With states under pressure to trim an estimated $180 billion from their budgets, openness in government can begin to look like an unaffordable luxury item.
Advocates for sunshine in government are closely watching the statehouse in Connecticut, where new Gov. Dannel Malloy has called for $758 million in cuts that includes a bite out of the state’s well-respected Freedom of Information Commission.
The Connecticut FOI Commission serves as kind of a buffer between state agencies and the courts, enabling citizens who believe they’ve been unlawfully denied access to government information to have their complaints heard quickly, at low cost, by people with expertise in FOI law. Student journalists have been the beneficiaries of this expertise — in 2008, the Commission ruled that Yale University must disclose police incident reports like any other police department with state-delegated arrest powers.
Gov. Malloy’s 2011-12 budget calls for consolidating the FOI Commission with other “good government” agencies –including the Office of State Ethics, the Elections Enforcement Commission, and the Judicial Review Council — into a single entity, the Office of Governmental Accountability.
Proponents have said that savings will be realized in part by merging the legal counsels’ offices for the agencies, which raises the prospect that some attorney jobs will be declared redundant and eliminated. This worries open-government advocates, who fear a loss of specialized knowledge if the same attorneys are asked to juggle elections, ethics, and open government law.
Others have expressed concern that the head of the new Office of Governmental Accountability will be a gubernatorial patronage appointee (the director now is accountable to an appointed five-member commission). Telling government agencies that they’re wrong and the public is right can be politically sensitive business. A director who is subject to removal at the governor’s whim may lack the independence to make tough rulings.
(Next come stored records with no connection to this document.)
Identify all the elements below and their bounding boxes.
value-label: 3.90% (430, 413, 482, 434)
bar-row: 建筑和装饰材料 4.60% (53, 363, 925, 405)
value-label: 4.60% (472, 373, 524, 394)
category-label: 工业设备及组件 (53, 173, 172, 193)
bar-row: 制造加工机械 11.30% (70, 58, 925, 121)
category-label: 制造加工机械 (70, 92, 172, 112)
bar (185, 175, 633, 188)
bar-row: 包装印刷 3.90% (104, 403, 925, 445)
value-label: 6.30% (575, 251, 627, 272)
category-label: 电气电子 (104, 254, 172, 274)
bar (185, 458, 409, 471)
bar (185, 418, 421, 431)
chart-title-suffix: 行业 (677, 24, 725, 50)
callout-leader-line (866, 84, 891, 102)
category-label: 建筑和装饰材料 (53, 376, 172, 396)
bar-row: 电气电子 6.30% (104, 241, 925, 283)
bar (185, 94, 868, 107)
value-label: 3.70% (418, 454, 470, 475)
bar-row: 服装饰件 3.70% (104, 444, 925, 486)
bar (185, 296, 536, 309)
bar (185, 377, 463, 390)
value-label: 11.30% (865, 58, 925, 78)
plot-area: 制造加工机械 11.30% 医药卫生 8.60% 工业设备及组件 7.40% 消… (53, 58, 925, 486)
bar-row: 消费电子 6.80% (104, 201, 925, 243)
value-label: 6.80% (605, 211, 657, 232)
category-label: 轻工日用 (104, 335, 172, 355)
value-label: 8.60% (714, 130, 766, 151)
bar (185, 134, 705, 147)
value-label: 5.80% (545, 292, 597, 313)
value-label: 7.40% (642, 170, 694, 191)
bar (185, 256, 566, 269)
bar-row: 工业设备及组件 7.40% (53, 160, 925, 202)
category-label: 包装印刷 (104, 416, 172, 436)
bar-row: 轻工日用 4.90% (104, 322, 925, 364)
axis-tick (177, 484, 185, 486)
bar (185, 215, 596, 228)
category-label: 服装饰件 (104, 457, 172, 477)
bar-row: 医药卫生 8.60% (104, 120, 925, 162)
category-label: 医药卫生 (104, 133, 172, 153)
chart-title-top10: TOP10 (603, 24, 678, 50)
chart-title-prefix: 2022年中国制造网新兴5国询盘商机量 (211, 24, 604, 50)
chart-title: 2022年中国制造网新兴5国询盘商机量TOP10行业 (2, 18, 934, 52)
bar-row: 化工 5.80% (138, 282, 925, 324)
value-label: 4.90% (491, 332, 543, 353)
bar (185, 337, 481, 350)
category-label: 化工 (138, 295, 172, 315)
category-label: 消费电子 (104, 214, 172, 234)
Among the skeptics is Mitchell W. Pearlman, the Commission’s longtime executive director and chief legal counsel, who testified before a joint Appropriations Committee hearing that the governor’s reorganization plan would “effectively gut some of the best and most well-regarded agencies of state government”:
Sometimes bigger is better and cost effective. Sometimes it isn’t. This is one instance where bigger is neither better nor cost effective.
Connecticut’s legislature will be in session through June 8, so there is ample time for the governor’s proposal to be debated and modified. The FOI Commission is a very small-dollar item in the state’s $17.9 billion budget, so discussion of the reorganization may be a blink-and-you’ll-miss-it event.
Connecticut is not alone in blaming budget exigency for retrenching on the public’s ability to obtain records. Florida’s new governor, Rick Scott, has ordered agencies to start charging for the time they spend retrieving and copying documents, as a way of closing a $3.6 billion budget shortfall.
It is always cheaper (in the short run, at least) to operate government with reduced public accountability. But the loss in legitimacy — and at times, in honesty — cannot be readily valued on a ledger. Those who care about transparency in government will need to be extra-vigilant in this legislative season to make sure that openness is treated as a necessity, not an extravagance.